No edition of the Ordnance Survey six-inch maps ever captured it; it exists in the documentary record only because a circular outline showed up in aerial imagery, and on the ground it announces itself as little more than a very slightly raised ring, somewhere between seventeen and eighteen metres across. That such a modest feature occupies one of the more commanding positions in the area makes it all the more quietly intriguing.
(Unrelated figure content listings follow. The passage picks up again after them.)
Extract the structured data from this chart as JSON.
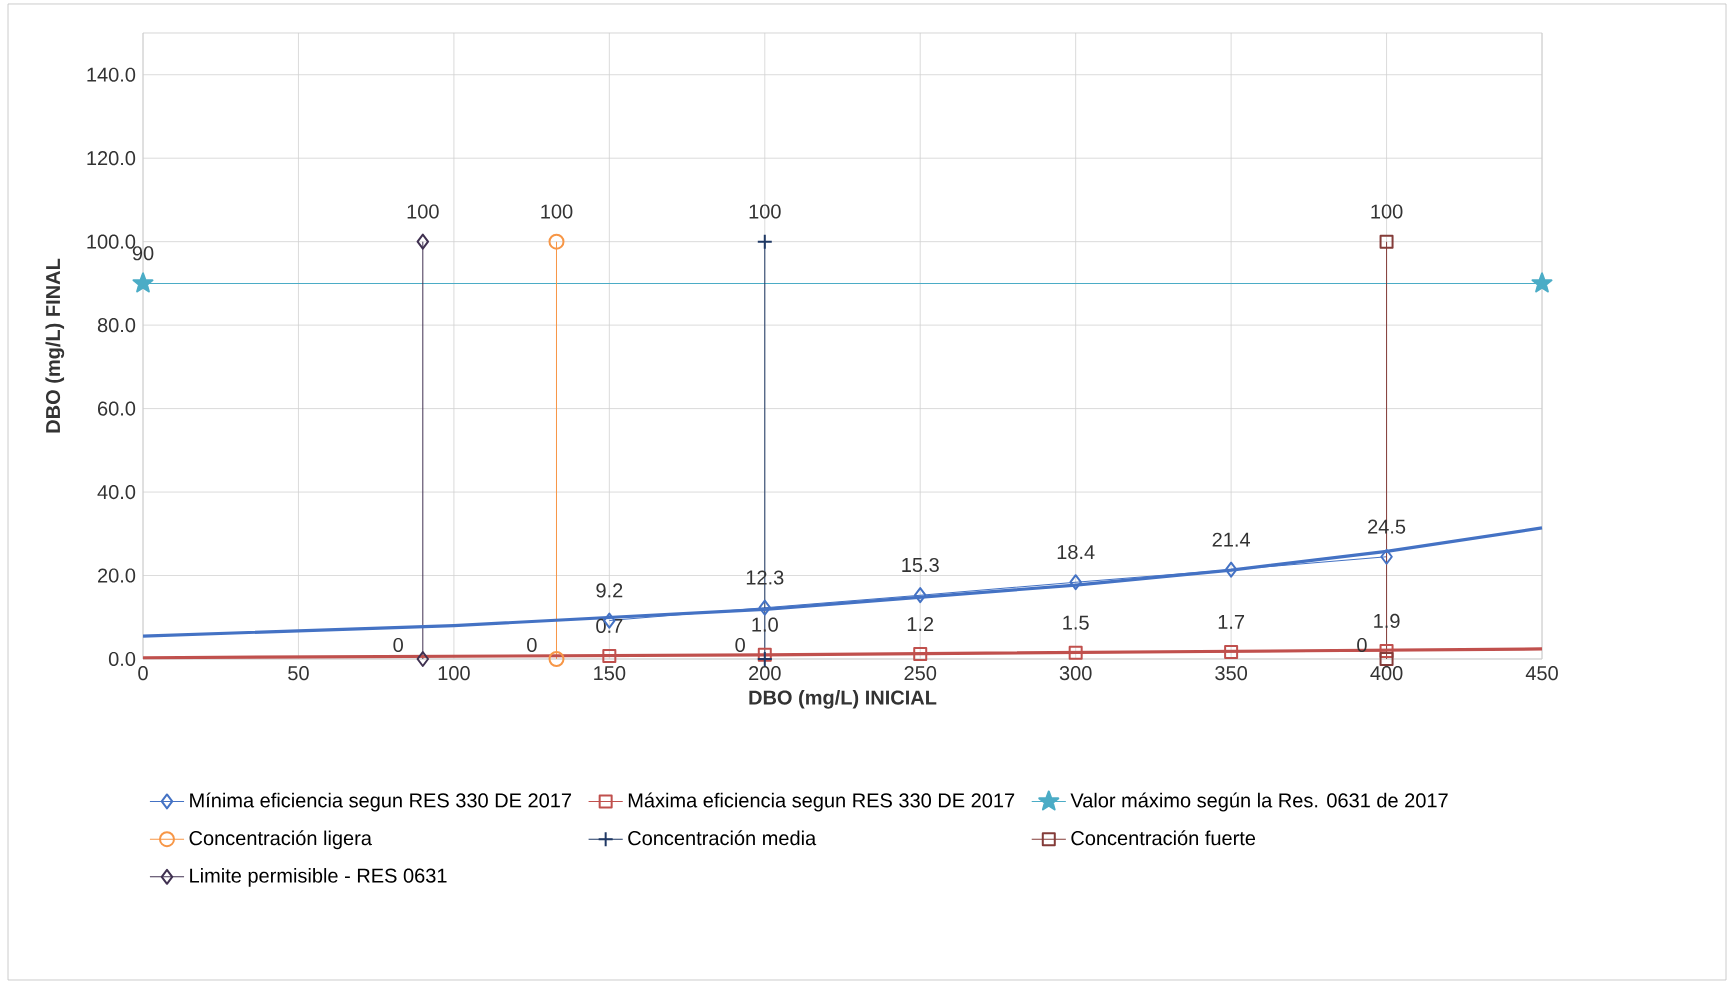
{
  "chart_data": {
    "type": "line",
    "xlabel": "DBO (mg/L)  INICIAL",
    "ylabel": "DBO (mg/L) FINAL",
    "xlim": [
      0,
      450
    ],
    "xticks": [
      0,
      50,
      100,
      150,
      200,
      250,
      300,
      350,
      400,
      450
    ],
    "ylim": [
      0,
      150
    ],
    "yticks": [
      {
        "value": 0,
        "label": "0.0"
      },
      {
        "value": 20,
        "label": "20.0"
      },
      {
        "value": 40,
        "label": "40.0"
      },
      {
        "value": 60,
        "label": "60.0"
      },
      {
        "value": 80,
        "label": "80.0"
      },
      {
        "value": 100,
        "label": "100.0"
      },
      {
        "value": 120,
        "label": "120.0"
      },
      {
        "value": 140,
        "label": "140.0"
      }
    ],
    "grid": true,
    "legend": "bottom",
    "series": [
      {
        "name": "Mínima eficiencia segun RES 330 DE 2017",
        "color": "#4472c4",
        "marker": "diamond",
        "x": [
          150,
          200,
          250,
          300,
          350,
          400
        ],
        "values": [
          9.2,
          12.3,
          15.3,
          18.4,
          21.4,
          24.5
        ],
        "value_labels": [
          "9.2",
          "12.3",
          "15.3",
          "18.4",
          "21.4",
          "24.5"
        ]
      },
      {
        "name": "Máxima eficiencia segun RES 330 DE 2017",
        "color": "#c0504d",
        "marker": "square",
        "x": [
          150,
          200,
          250,
          300,
          350,
          400
        ],
        "values": [
          0.7,
          1.0,
          1.2,
          1.5,
          1.7,
          1.9
        ],
        "value_labels": [
          "0.7",
          "1.0",
          "1.2",
          "1.5",
          "1.7",
          "1.9"
        ]
      },
      {
        "name": "Valor máximo según la Res. 0631 de 2017",
        "color": "#4bacc6",
        "marker": "star",
        "x": [
          0,
          450
        ],
        "values": [
          90,
          90
        ],
        "value_labels": [
          "90",
          null
        ]
      },
      {
        "name": "Concentración ligera",
        "color": "#f79646",
        "marker": "circle",
        "x": [
          133,
          133
        ],
        "values": [
          0,
          100
        ],
        "value_labels": [
          "0",
          "100"
        ]
      },
      {
        "name": "Concentración media",
        "color": "#1f3864",
        "marker": "cross",
        "x": [
          200,
          200
        ],
        "values": [
          0,
          100
        ],
        "value_labels": [
          "0",
          "100"
        ]
      },
      {
        "name": "Concentración fuerte",
        "color": "#843c39",
        "marker": "square",
        "x": [
          400,
          400
        ],
        "values": [
          0,
          100
        ],
        "value_labels": [
          "0",
          "100"
        ]
      },
      {
        "name": "Limite permisible - RES 0631",
        "color": "#403151",
        "marker": "diamond",
        "x": [
          90,
          90
        ],
        "values": [
          0,
          100
        ],
        "value_labels": [
          "0",
          "100"
        ]
      },
      {
        "color": "#4472c4",
        "marker": "none",
        "x": [
          0,
          100,
          200,
          300,
          350,
          400,
          450
        ],
        "values": [
          5.5,
          8.0,
          11.9,
          17.7,
          21.3,
          25.8,
          31.4
        ]
      },
      {
        "color": "#c0504d",
        "marker": "none",
        "x": [
          0,
          200,
          450
        ],
        "values": [
          0.3,
          1.0,
          2.4
        ]
      }
    ]
  }
}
The enclosure sits on a terrace cut into the ridge, with the ground climbing away to the south and south-west and a steep drop falling to flat, damp land immediately to the north and north-east. From this position, the views open out across a wide arc: the Ox Mountains to the north-west, Knocknarea to the north-north-west, and the Ballygawley and Dartry Mountains ranging across the north-north-east. Whether the enclosure's builders chose the site for its visibility or for its defensibility is unknown, but the position would have served either purpose well. A rath, the Irish term for a roughly circular earthen enclosure typically associated with early medieval farmsteads, stands just fifteen metres to the west, and a second lies a hundred and sixty metres to the east. The clustering of these features across the same ridge suggests this was a landscape that people organised themselves within rather deliberately, though the chronology and relationship between the three enclosures remains unclear.
Finding any trace of this feature at ground level requires patience and a tolerance for wet ground. The rushes are dense enough to conceal the outline almost entirely, and what can be glimpsed, a faint, slightly elevated arc in the rough pasture, is easily missed. The aerial view remains the clearest way to understand the shape of what once stood here.